Peter Strzok, the top counterintelligence investigator investigating the fictional Trump campaign collusion with Russia, was a Trump hater — so much for the non-partisan, objective FBI. Peter Strzok’s texts to his to his girlfriend, Lisa Page, with whom he was engaging in an extramarital affair, expose what a Trump hater he was. At the time, Lisa Page worked for Deputy Director Andrew McCabe. The pro-Clinton McCabe is also under scrutiny for his involvement in the Clinton emails matter. Back in April, the Senate Judiciary Committee inquired about FBI Deputy Director Andrew McCabe’s role on the Trump probe, which is looking into potential collusion between the Trump campaign and Russian government. Iowa Sen. Chuck Grassley, the Judiciary Committee’s chairman, had expressed concerns about a potential conflict of interest given that McCabe’s wife ran a state campaign in Virginia that received $700,000 from Virginia Gov. Terry McAuliffe, a close friend of Clinton’s. Grassley noted in a March 28 letter to FBI Director James Comey that the McCabes met with McAuliffe on March 7, 2015, several days after the story broke that Clinton used a private email server as secretary of state. In the response letter to Grassley, FBI Assistant Director Gregory Bower both confirmed that McCabe is involved in the Trump investigation and denied that a recusal was necessary.
Are you following all this?
In any case, what Strzok contributed to the “case” should be stricken from the record.
Mueller reportedly ousted an investigator on his team over possible anti-Trump texts
Sonam Sheth, Business Insider, December 2, 2017:
- Special counsel Robert Mueller ousted a top counterintelligence investigator on his team because of an investigation into messages he sent that could be seen as critical of President Donald Trump.
- The investigator, Peter Strzok, worked on the FBI’s investigation into Hillary Clinton’s use of a private email server before joining Mueller’s investigation into Russia’s interference in the 2016 election.
- Officials are examining the texts for evidence of bias in the Clinton and Trump investigations.
- They are reportedly concerned the messages will fuel Trump’s claim that the Russia probe is a political “witch hunt.”
Mueller is currently spearheading the FBI’s investigation into Russia’s interference in the 2016 election, including whether members of Trump’s campaign colluded with Moscow to tilt the election in his favor.
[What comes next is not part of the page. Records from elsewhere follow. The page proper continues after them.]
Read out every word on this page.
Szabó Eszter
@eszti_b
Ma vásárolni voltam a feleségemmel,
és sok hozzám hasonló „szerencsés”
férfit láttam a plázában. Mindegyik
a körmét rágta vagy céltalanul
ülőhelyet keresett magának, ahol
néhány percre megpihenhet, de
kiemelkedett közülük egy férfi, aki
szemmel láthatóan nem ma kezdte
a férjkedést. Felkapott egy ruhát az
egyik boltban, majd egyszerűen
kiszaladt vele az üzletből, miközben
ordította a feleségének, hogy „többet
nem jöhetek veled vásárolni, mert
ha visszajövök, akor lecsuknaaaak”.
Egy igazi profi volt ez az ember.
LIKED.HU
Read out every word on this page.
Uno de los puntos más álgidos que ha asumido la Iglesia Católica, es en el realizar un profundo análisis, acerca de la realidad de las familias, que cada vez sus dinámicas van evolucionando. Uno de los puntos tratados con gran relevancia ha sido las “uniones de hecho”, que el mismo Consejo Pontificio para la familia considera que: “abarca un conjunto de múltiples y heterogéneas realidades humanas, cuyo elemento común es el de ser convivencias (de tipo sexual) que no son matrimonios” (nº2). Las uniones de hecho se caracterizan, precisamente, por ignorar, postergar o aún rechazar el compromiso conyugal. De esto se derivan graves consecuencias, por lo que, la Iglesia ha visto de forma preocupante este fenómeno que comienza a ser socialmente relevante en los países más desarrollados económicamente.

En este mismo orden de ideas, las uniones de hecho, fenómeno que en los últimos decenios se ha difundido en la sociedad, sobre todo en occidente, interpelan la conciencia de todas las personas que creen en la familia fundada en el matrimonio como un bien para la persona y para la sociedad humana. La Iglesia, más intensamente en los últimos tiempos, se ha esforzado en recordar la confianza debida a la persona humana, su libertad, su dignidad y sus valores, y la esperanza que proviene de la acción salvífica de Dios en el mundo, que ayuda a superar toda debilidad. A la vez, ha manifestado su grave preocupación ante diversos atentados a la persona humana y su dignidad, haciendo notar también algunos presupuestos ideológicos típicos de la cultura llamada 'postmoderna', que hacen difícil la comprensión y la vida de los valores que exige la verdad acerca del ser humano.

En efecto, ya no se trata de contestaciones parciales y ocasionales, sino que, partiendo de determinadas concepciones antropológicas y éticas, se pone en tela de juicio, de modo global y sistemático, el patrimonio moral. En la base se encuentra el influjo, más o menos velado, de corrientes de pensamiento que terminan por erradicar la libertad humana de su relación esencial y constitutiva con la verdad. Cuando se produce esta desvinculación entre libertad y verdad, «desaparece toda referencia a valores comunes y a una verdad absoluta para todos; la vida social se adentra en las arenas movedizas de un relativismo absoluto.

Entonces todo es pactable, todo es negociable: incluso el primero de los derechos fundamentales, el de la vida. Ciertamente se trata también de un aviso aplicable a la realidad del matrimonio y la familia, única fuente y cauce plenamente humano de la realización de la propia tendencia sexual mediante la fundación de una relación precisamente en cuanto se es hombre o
He is also looking into whether Trump sought to obstruct justice when he fired FBI director James Comey in May.
Special counsel Robert Mueller ousted top counterintelligence veteran Peter Strzok from his team in August after the Justice Department’s inspector general began examining whether Strzok sent text messages that could be seen as critical of President Donald Trump, The New York Times reported on Saturday.
As the deputy head of counterintelligence, Strzok was widely considered one of the most experienced investigators in his field at the FBI. He worked extensively on the bureau’s inquiry into former Secretary of State Hillary Clinton’s use of a private email server before joining Mueller’s team.
The Washington Post reported Saturday that while Strzok was working on the Clinton email investigation, he exchanged texts expressing anti-Trump sentiment with an FBI lawyer, Lisa Page, with whom the Post said he was engaging in an extramarital affair. At the time, Page worked for Deputy Director Andrew McCabe.
Page and Strzok reportedly continued exchanging politically charged texts throughout the 2016 campaign season. Strzok was subsequently removed from Mueller’s team after the inspector general began examining the messages.
Strzok’s and Page’s communications are now being examined for any evidence of bias in their handling of the Clinton and Trump investigations, according to The Post.